Mantan Jubir FPI Aceh Jadi Tersangka

Polda Aceh sudah menyerahkan berkas tersangka MH kepada Kejaksaan Tinggi (Kejati) Aceh pada akhir Maret 2021 terkait kasus penghinaan atau pencemaran nama baik.
Jubir FPI Aceh
Foto Istimewa

ACEHSATU.COM | BANDA ACEH – Polda Aceh sudah menyerahkan berkas tersangka MH kepada Kejaksaan Tinggi (Kejati) Aceh pada akhir Maret 2021 terkait kasus penghinaan atau pencemaran nama baik.

Status berkas perkara sudah dinyatakan lengkap alias P-21 oleh Polda Aceh sehingga berkas diserahkan ke Kejati Aceh untuk ditindaklanjut.

Selain berkas, kepolisian juga menyerahkan tersangka, Rabu 7 April 2021.

Kabid Humas Polda Aceh, Kombes Pol Winardi kepada wartawan mengatakan, kasusnya sudah masuk tahap dua yaitu penyerahan tersangka dan barang bukti.

Ia mengatakan, MH berserta barang bukti saat ini sudah diserahkan ke Kejaksaan Tinggi dan akan diproses penuntutan dan persidangan.

“Kasusnya sudah lama. Yang bersangkutan saat itu sudah diserahkan ke Kejati dan akan dilakukan proses penuntutan dan persidangan,”jelasnya.

Jubir FPI Aceh
Foto Istimewa

Winardi mengaku, terhadap MH tidak dilakukan penangkapan. Sebab MH sangat koperatif dalam memenuhi panggilan aparat penegak hukum.

Dikaakan, karena yang bersangkutan kooperatif sehingga sampai saat ini tidak ditahan.

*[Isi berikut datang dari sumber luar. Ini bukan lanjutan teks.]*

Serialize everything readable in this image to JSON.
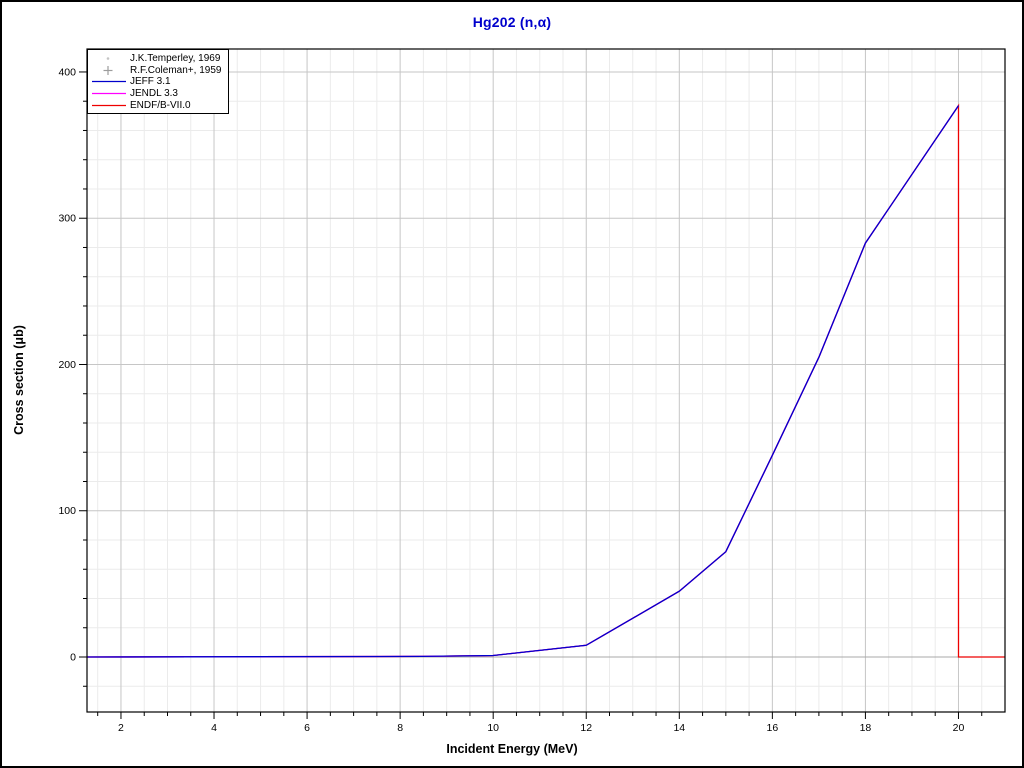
{
  "title": {
    "text": "Hg202 (n,α)",
    "color": "#0000CC"
  },
  "axes": {
    "x": {
      "label": "Incident Energy (MeV)",
      "min": 1.27,
      "max": 21,
      "major_ticks": [
        2,
        4,
        6,
        8,
        10,
        12,
        14,
        16,
        18,
        20
      ],
      "minor_step": 0.5
    },
    "y": {
      "label": "Cross section (μb)",
      "min": -37.6,
      "max": 415.7,
      "major_ticks": [
        0,
        100,
        200,
        300,
        400
      ],
      "minor_step": 20
    }
  },
  "legend": {
    "entries": [
      {
        "label": "J.K.Temperley, 1969",
        "marker": "dot",
        "color": "#C4C4C4"
      },
      {
        "label": "R.F.Coleman+, 1959",
        "marker": "plus",
        "color": "#9C9C9C"
      },
      {
        "label": "JEFF 3.1",
        "marker": "line",
        "color": "#0000CC"
      },
      {
        "label": "JENDL 3.3",
        "marker": "line",
        "color": "#FF00FF"
      },
      {
        "label": "ENDF/B-VII.0",
        "marker": "line",
        "color": "#EE0000"
      }
    ]
  },
  "colors": {
    "grid_major": "#C6C6C6",
    "grid_minor": "#EBEBEB",
    "zero_line": "#A8A8A8",
    "frame": "#000000",
    "tick": "#000000",
    "tick_label": "#000000"
  },
  "chart_data": {
    "type": "line",
    "title": "Hg202 (n,α)",
    "xlabel": "Incident Energy (MeV)",
    "ylabel": "Cross section (μb)",
    "xlim": [
      1.27,
      21
    ],
    "ylim": [
      -37.6,
      415.7
    ],
    "x_major_tick_interval": 2,
    "x_minor_tick_interval": 0.5,
    "y_major_tick_interval": 100,
    "y_minor_tick_interval": 20,
    "grid": true,
    "legend_position": "top-left",
    "series": [
      {
        "name": "J.K.Temperley, 1969",
        "type": "scatter",
        "marker": "dot",
        "color": "#C4C4C4",
        "points": [],
        "note": "legend entry only; no markers discernible in plot area (values near 0, hidden under curves)"
      },
      {
        "name": "R.F.Coleman+, 1959",
        "type": "scatter",
        "marker": "plus",
        "color": "#9C9C9C",
        "points": [],
        "note": "legend entry only; no markers discernible in plot area (values near 0, hidden under curves)"
      },
      {
        "name": "JEFF 3.1",
        "type": "line",
        "color": "#0000CC",
        "points": [
          [
            1.27,
            0
          ],
          [
            8.5,
            0.4
          ],
          [
            10,
            1
          ],
          [
            12,
            8
          ],
          [
            14,
            45
          ],
          [
            15,
            72
          ],
          [
            16,
            138
          ],
          [
            17,
            205
          ],
          [
            18,
            283
          ],
          [
            20,
            377
          ]
        ]
      },
      {
        "name": "JENDL 3.3",
        "type": "line",
        "color": "#FF00FF",
        "points": [
          [
            1.27,
            0
          ],
          [
            8.5,
            0.4
          ],
          [
            10,
            1
          ],
          [
            12,
            8
          ],
          [
            14,
            45
          ],
          [
            15,
            72
          ],
          [
            16,
            138
          ],
          [
            17,
            205
          ],
          [
            18,
            283
          ],
          [
            20,
            377
          ]
        ],
        "note": "coincides with JEFF 3.1, hidden beneath blue curve"
      },
      {
        "name": "ENDF/B-VII.0",
        "type": "line",
        "color": "#EE0000",
        "points": [
          [
            1.27,
            0
          ],
          [
            8.5,
            0.4
          ],
          [
            10,
            1
          ],
          [
            12,
            8
          ],
          [
            14,
            45
          ],
          [
            15,
            72
          ],
          [
            16,
            138
          ],
          [
            17,
            205
          ],
          [
            18,
            283
          ],
          [
            20,
            377
          ],
          [
            20,
            0
          ],
          [
            20.99,
            0
          ]
        ],
        "note": "tracks JEFF curve then drops to 0 at 20 MeV and stays 0 to 21 MeV"
      }
    ]
  }
}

Sementara itu, Jaksa Penuntut Umum (JPU) Kejati Aceh, Lena Rosdiana, menyampaikan dalam waktu dekat pihaknya akan melimpahkan berkas perkara kasus penghinaan atau pencemaran nama baik tersebut ke Pengadilan Negeri (PN) Banda Aceh.

Disebutkan, setelah kami limpahkan berkas perkaranya ke Pengadilan Negeri Banda Aceh, baru nanti ditetapkan jadwal sidang.

MH dilaporkan oleh Yusbi Yusuf pada 25 Februari 2020.

Dia dituduh mengunggah postingan yang mengandung fitnah dan penghinaan di akun Facebook miliknya.

MH lalu ditetapkan sebagai tersangka dalam kasus penghinaan dan/atau pencemaran nama baik; Pasal 27 ayat (3) Jo. Pasal 45 ayat (3) UU ITE. (*)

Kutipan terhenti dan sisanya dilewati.